Abstract

Abstract Equilibrium yields and biomasses in relation to fishing mortality were generated for a wide range of life‐history traits (LHTs), which included growth parameters, natural mortality, maturity, selectivity and steepness of the Beverton and Holt stock–recruitment relationship. For each combination of LHTs, the fishing mortality expected to produce maximum sustainable yield ( F msy ), its selected proxies ( F 0.1 , F 40% , F 40%SSB and F max ) and mean length at F msy ( L msy ) were estimated. Next, linear models combining the estimated F msy and L msy with the traits were fitted ( R 2 > .95).

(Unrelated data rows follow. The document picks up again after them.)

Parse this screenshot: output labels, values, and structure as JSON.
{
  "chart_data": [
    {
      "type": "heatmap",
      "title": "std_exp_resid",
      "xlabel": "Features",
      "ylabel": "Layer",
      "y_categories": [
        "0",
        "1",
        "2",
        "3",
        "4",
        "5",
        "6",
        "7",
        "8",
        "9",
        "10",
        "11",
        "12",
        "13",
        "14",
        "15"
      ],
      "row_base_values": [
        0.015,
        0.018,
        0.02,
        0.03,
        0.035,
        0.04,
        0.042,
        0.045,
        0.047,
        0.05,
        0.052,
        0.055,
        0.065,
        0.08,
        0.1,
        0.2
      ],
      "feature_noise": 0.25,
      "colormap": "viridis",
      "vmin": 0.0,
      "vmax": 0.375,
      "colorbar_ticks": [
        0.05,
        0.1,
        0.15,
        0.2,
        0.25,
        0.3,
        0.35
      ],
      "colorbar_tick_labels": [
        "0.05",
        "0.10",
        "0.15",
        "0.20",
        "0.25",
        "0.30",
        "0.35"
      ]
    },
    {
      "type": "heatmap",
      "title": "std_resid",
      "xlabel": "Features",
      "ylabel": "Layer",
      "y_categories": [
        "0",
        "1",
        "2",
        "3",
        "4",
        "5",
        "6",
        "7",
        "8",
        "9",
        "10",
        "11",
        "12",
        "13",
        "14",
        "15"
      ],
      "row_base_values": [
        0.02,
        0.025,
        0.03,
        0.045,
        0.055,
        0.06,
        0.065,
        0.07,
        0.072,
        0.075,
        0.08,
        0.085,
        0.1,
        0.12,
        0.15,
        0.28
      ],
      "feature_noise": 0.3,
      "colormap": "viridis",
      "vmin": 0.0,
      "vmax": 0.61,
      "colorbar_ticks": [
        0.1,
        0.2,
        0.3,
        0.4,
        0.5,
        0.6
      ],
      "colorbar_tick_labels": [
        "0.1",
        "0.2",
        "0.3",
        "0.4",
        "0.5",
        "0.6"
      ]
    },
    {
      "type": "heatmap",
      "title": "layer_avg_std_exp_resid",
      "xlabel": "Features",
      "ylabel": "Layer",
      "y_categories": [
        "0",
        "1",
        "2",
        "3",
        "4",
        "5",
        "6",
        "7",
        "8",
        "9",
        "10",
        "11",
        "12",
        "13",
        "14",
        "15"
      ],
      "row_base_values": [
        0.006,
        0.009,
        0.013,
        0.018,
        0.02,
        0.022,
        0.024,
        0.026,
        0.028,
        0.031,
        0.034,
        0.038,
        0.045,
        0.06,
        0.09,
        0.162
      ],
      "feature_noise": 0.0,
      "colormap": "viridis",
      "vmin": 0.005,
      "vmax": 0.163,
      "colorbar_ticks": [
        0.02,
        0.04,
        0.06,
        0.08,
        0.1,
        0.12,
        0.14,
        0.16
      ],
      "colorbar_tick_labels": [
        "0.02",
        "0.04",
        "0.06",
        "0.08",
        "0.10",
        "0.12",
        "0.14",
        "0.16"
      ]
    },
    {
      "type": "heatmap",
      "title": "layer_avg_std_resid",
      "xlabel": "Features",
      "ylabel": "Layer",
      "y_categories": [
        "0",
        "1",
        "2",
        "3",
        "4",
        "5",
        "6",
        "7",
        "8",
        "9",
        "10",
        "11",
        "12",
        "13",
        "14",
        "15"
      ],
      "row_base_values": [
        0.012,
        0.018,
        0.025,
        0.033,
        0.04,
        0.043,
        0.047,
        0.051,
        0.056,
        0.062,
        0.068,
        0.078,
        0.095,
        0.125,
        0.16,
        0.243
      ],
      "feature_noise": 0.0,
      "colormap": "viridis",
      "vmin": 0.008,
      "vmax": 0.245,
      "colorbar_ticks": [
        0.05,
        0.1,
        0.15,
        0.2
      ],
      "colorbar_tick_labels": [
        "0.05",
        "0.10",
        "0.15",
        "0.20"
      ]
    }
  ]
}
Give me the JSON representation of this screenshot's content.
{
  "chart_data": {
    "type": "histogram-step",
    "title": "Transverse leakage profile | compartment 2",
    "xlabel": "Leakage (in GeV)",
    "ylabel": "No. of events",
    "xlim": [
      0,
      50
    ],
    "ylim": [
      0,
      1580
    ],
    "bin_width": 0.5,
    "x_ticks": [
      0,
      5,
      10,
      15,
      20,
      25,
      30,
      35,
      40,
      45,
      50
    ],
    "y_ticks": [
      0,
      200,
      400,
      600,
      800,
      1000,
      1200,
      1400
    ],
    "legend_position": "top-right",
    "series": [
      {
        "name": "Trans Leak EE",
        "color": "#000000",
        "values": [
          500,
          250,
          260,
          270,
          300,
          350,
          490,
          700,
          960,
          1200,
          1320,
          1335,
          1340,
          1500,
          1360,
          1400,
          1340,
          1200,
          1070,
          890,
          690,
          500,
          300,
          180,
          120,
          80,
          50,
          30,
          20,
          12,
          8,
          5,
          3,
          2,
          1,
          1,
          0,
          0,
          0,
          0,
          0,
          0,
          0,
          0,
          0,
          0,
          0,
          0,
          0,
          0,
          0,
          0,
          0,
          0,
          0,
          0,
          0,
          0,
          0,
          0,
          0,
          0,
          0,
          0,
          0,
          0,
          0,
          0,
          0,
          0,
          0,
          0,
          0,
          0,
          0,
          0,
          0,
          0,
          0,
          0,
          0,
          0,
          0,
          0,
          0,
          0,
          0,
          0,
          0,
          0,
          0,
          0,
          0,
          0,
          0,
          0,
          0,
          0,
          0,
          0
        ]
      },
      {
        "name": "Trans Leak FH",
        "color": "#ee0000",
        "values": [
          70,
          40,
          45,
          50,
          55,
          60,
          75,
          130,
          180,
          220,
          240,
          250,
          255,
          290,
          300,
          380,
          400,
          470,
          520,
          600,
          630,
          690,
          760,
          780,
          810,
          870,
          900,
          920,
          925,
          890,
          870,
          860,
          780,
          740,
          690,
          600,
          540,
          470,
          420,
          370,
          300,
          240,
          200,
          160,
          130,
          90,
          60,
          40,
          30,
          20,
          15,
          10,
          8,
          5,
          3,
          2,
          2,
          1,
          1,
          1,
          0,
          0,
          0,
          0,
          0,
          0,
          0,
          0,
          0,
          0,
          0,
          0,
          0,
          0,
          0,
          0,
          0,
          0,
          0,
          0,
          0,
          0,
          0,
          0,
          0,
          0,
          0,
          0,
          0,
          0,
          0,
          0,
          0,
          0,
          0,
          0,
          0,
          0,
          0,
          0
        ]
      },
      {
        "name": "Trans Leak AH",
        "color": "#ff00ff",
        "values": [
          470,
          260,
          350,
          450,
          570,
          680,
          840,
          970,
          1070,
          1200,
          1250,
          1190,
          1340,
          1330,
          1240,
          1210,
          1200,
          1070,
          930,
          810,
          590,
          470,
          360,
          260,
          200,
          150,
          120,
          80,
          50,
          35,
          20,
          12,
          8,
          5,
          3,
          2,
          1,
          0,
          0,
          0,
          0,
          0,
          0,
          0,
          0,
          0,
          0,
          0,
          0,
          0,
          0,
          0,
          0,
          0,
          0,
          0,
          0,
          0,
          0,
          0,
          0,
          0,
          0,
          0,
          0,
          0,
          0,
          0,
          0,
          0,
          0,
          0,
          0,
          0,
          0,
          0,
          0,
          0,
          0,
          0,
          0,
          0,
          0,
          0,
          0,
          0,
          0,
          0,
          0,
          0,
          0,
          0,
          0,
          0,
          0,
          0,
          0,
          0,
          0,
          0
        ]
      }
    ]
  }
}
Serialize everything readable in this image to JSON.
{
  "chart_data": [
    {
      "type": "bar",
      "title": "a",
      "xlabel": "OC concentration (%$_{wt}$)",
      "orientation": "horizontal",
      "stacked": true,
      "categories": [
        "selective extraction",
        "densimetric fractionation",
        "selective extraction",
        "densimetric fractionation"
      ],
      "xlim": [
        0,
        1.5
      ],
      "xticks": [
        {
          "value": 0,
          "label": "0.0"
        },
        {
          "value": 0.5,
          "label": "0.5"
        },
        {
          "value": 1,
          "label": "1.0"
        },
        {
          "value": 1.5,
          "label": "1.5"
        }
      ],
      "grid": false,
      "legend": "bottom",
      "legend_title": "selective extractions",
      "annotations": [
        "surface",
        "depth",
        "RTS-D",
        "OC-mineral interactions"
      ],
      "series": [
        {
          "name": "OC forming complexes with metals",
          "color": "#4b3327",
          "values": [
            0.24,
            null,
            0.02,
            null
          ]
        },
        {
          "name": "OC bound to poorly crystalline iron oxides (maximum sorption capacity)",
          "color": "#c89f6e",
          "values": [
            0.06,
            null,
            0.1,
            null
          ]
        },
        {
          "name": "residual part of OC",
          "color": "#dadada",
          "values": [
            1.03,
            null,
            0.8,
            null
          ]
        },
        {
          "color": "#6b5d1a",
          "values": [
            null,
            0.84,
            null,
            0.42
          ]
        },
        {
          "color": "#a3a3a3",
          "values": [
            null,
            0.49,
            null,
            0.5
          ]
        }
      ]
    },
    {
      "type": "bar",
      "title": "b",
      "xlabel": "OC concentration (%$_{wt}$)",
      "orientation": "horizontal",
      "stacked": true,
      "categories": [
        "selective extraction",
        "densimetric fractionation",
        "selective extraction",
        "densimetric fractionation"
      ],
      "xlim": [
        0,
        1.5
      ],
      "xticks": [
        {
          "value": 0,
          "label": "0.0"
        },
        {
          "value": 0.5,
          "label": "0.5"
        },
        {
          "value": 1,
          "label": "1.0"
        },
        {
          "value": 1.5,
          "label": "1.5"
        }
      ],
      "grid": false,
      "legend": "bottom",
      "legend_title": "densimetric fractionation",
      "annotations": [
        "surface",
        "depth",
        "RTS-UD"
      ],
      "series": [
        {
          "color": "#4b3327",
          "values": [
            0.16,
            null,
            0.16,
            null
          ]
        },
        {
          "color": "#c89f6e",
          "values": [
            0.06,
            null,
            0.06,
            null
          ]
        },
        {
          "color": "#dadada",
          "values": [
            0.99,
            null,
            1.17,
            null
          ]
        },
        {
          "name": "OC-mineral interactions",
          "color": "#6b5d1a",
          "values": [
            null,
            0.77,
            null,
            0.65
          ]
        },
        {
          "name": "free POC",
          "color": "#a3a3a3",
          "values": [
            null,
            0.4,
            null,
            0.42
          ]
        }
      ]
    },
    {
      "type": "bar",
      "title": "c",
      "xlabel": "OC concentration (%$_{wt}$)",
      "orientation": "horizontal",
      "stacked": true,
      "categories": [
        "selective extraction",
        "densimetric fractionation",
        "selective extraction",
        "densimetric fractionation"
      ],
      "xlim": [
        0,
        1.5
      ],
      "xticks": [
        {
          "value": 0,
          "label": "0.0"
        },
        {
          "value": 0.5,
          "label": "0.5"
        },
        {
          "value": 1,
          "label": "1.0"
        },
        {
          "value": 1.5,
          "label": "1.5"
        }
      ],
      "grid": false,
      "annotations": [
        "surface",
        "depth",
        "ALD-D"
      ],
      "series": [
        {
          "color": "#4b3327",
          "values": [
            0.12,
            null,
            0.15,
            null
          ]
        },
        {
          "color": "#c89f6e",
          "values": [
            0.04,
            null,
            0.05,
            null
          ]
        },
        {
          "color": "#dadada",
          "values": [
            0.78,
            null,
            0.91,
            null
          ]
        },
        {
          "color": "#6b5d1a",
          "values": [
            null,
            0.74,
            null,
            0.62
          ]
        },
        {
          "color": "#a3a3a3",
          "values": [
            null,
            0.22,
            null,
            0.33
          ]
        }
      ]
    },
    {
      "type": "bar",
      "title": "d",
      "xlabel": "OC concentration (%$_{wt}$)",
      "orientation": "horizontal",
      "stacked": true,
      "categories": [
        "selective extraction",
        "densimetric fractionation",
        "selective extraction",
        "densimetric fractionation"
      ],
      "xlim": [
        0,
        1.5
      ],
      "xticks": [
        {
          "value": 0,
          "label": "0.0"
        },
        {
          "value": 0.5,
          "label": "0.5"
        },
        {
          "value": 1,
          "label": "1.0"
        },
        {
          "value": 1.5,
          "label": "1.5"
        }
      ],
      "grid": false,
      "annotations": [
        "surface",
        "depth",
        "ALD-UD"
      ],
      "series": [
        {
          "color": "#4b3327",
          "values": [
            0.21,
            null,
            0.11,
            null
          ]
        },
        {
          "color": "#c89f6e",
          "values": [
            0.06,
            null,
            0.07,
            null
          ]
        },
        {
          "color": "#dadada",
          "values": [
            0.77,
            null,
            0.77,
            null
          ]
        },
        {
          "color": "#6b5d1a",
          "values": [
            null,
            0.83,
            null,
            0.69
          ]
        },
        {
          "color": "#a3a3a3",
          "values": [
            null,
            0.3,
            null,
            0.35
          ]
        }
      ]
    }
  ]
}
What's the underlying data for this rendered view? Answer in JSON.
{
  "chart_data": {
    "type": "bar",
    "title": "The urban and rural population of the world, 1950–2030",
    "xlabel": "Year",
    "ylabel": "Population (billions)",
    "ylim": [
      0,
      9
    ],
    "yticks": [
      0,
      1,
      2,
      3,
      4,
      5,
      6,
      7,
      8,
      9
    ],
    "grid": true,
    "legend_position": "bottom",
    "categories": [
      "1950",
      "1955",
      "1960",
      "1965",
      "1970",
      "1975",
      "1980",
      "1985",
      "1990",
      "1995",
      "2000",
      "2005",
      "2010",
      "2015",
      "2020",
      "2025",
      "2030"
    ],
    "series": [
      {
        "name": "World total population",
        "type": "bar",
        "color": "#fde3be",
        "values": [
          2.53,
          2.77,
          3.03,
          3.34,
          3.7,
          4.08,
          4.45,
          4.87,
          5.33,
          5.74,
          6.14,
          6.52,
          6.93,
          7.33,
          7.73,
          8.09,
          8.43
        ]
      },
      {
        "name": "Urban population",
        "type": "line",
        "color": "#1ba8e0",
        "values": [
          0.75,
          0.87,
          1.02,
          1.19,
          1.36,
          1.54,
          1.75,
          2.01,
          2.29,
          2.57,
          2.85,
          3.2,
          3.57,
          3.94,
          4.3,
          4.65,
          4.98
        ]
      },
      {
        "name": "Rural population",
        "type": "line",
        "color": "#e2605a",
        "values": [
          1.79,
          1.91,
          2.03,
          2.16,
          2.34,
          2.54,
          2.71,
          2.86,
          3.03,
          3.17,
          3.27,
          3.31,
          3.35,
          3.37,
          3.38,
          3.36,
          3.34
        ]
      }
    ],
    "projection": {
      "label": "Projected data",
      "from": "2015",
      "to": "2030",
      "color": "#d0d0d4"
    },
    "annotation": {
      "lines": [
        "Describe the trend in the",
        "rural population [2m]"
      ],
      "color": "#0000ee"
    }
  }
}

Almost all of the LHTs were statistically significant, and the largest effect on F msy was from steepness, while natural mortality and growth rate had smaller effects. In the case of L msy , however, the largest effect in the fitted model was from the growth rate, while steepness influenced L msy only slightly. The F msy proxies were evaluated, and F 40%SSB appeared to be a generally conservative F msy proxy, while F max always overestimated F msy , generally to a large extent. F 0.1 and F 40% may be used as F msy proxies or conservative proxies mainly for steepness values of 0.6 and higher; for lower steepness, they may markedly overestimate F msy . The ratio of biomass at F msy to virgin biomass was on average 0.34, and for a steepness of 0.9, some values were lower than 0.2. The analysis indicates that the use of the mean length of a catch in relation to L msy for evaluating stock status should be done with caution, especially for species with a high growth rate.